Taken together, the results of this study, the US measurement of TLFD presented here, are a promising tool for clinical purposes, firstly for identifying patients with acute LBP and secondly for monitoring treatment progress in the context of an intervention. In addition, it could be helpful to identify TLFD restrictions as a possible risk factor for the development of chronic LBP, as only one third of these patients recover within three months4. Swelling and thickening of the TLF, e.g. due to micro-injuries or hypoxia, could lead to densification, inflammation, and a more adhesive behavior of the gliding surfaces between the fascial layers20,49,50. This is probably an additional parameter in the complex multifactorial cascade of LBP development and most likely already present in the early stages15. Brandl et al.14,51 demonstrated that artificially induced aLBP is associated with swelling and typical pain patterns that can be localized in the fascial tissue. Monitoring this process is therefore a promising method in the treatment of LBP. This should be seen in the absence of alternative imaging techniques such as computed tomography or magnetic resonance imaging, whose suitability for the dynamic assessment of pathologically altered anisotropic tissue material may be limited43. Here, even the relatively high MDC, which was determined on the basis of interrater reliability, exceeds the accuracy of most other conventional diagnostic procedures44–46.
Study Limitations
The study has some limitations. Firstly, the study groups were not statistically matched, which led to a higher internal validity. However, the Student's t-test of baseline characteristics showed no significant differences between the samples. The use of an independent second group could therefore have the advantage of higher external validity in real clinical settings52. Secondly, the position of the transducer was not marked for subsequent intra- and interrater measurements and the exact degree of trunk flexion was not measured goniometrically. Furthermore, it is possible that aLBP patients use different movement and muscle recruitment strategies to reach starting and ending positions. An analysis of surface electromyographic data of the erector spinae muscle at L1 from a previous study showed muscle activity during US measurement in 2 of 20 participants that did not influence group differences in TLFD22. Third, the raters had varying levels of experience with US examination, particularly testing the TLF, and were only familiarized with the method for half an hour at the beginning of the study. Therefore, this reliability study may be of limited use for experimental purposes. The design aimed to mimic and provide data for an easy-to-perform examination in daily clinical practice. There is a high probability that the ICC's and MDC's determined in this trial would be significantly improved by taking the aforementioned points into account, but this was not the focus of this study and is a task for future work.

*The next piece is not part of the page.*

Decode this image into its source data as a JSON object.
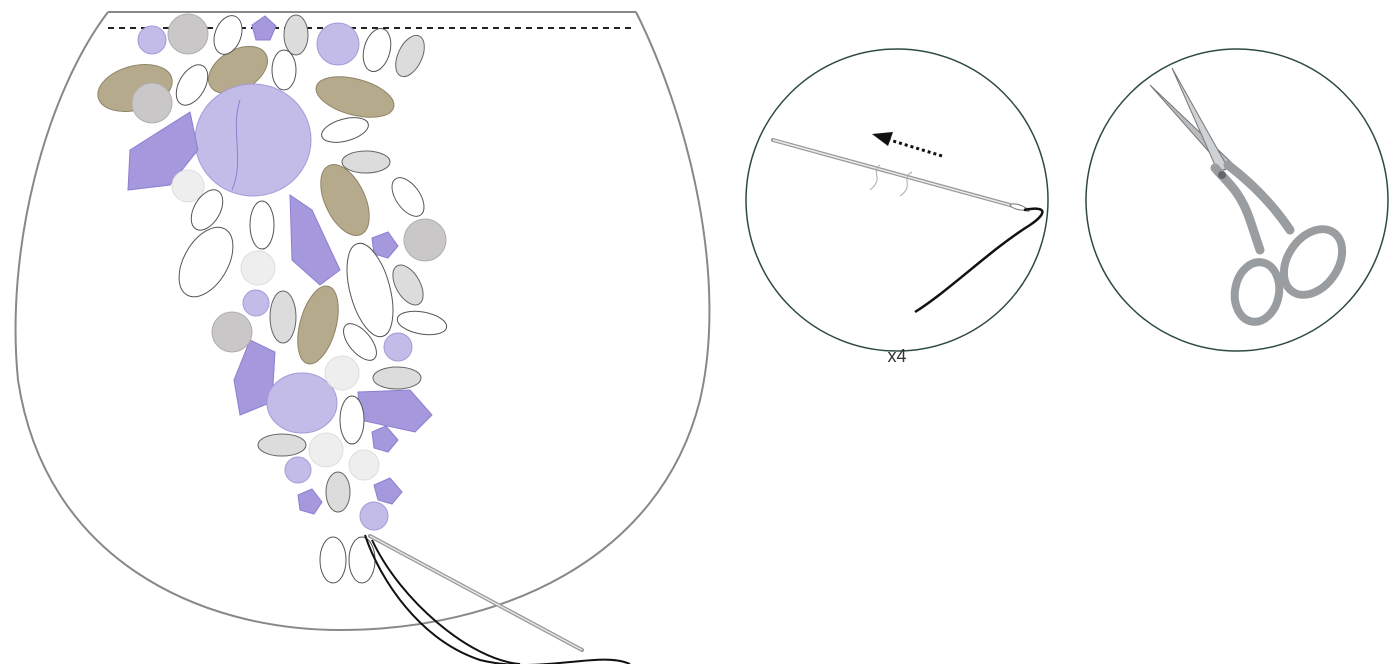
{
  "step_label": "x4"
}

The US method for assessing TLFD in this study has excellent intrarater and good interrater reliability. It was shown to be able to discriminate aLBP patients from healthy individuals superior to most other assessment methods. The intrarater MDC was below the cut-off point for discrimination. Therefore, this method could be useful in monitoring treatment progress after an intervention. It is promising to explore whether TLFD restrictions could be a potential risk factor for the development of chronic LBP and thus complement diagnostics in the complex multifactorial cascade etiology of this disease.